On August 2003, the TRIPS Council adopted the “Waiver Decision”, which and established the “Paragraph 6 System” consisted in the notification by an eligible importing country - WTO Member to the TRIPS Council of its intention to import a generic pharmaceutical product in order to manage a public health crisis, and only for the lapse of time necessary to control the situation.[32] On the basis of a decision by the TRIPS Council on the 6th of December 2005, the WTO General Council adopted a protocol that amended the TRIPS Agreement. The main innovation was the introduction of Paragraph 6 system under new the Article 31bis TRIPS Agreement.

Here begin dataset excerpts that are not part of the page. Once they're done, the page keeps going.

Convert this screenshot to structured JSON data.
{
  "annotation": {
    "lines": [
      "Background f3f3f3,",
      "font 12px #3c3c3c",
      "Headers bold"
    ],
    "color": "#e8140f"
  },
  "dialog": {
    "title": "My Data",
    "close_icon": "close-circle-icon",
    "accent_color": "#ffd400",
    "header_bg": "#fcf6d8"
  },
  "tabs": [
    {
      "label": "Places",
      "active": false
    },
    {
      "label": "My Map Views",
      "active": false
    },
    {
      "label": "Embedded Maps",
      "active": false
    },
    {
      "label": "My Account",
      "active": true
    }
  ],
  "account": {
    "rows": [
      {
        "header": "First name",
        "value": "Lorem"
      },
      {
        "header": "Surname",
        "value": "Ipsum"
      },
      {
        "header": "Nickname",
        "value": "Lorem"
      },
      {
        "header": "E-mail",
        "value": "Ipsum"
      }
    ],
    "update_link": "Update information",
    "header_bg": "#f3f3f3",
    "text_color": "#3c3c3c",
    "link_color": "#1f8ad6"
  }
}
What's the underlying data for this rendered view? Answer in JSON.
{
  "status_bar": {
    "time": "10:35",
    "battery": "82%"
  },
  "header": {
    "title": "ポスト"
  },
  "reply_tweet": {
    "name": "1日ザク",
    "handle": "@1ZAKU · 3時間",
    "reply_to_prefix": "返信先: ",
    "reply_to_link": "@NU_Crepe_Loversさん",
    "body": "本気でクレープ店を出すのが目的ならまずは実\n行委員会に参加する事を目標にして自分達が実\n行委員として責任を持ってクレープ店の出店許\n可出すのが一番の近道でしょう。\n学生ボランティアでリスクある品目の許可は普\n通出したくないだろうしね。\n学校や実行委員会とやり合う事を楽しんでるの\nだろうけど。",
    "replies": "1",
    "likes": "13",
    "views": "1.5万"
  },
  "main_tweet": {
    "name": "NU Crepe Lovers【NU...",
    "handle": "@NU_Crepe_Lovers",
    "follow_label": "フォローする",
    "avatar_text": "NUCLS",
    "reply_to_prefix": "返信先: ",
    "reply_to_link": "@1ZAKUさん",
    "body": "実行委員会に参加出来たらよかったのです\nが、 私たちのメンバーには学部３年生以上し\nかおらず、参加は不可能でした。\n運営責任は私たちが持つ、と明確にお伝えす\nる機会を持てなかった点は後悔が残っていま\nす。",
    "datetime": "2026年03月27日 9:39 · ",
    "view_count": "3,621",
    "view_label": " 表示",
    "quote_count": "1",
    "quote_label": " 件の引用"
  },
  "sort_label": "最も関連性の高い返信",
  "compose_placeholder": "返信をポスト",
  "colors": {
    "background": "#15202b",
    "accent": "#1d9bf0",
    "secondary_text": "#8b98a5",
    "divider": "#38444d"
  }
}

However, only few countries have notified the TRIPS Council about the incorporation of the Paragraph 6 system within their domestic law in order to provide for the legal basis to become either an importing or an exporting country.[33] Surprisingly, since the adoption of the Waiver Decision in 2003, only Canada as the exporting country, and Rwanda as the importing country have notified the Council their intention to resort to Paragraph 6 in order to make generic ARVs available in the African country.[34] This proves how difficult it is to import generic drugs under the Waiver Decision scheme, as developed countries have continually hindered the effective use of the compulsory licensing system.[35]

It can be submitted that with the developed countries partaking majorly in the TRIPS negotiation that the TRIPS Agreement intended balance between private gain and public good had the scale tipped in favor of the former which is clearly disadvantageous to developing and least developing countries who are arguably deficient both technologically and knowledge-wise as opposed to developed countries who are technologically sufficient, making it more likely for the benefits of the TRIPS Agreement to be enjoyed by the latter to a greater extent.[36] In other words, the TRIPS Agreement is unclear where it profits the developed nations and clear where it works against the developing nations.[37]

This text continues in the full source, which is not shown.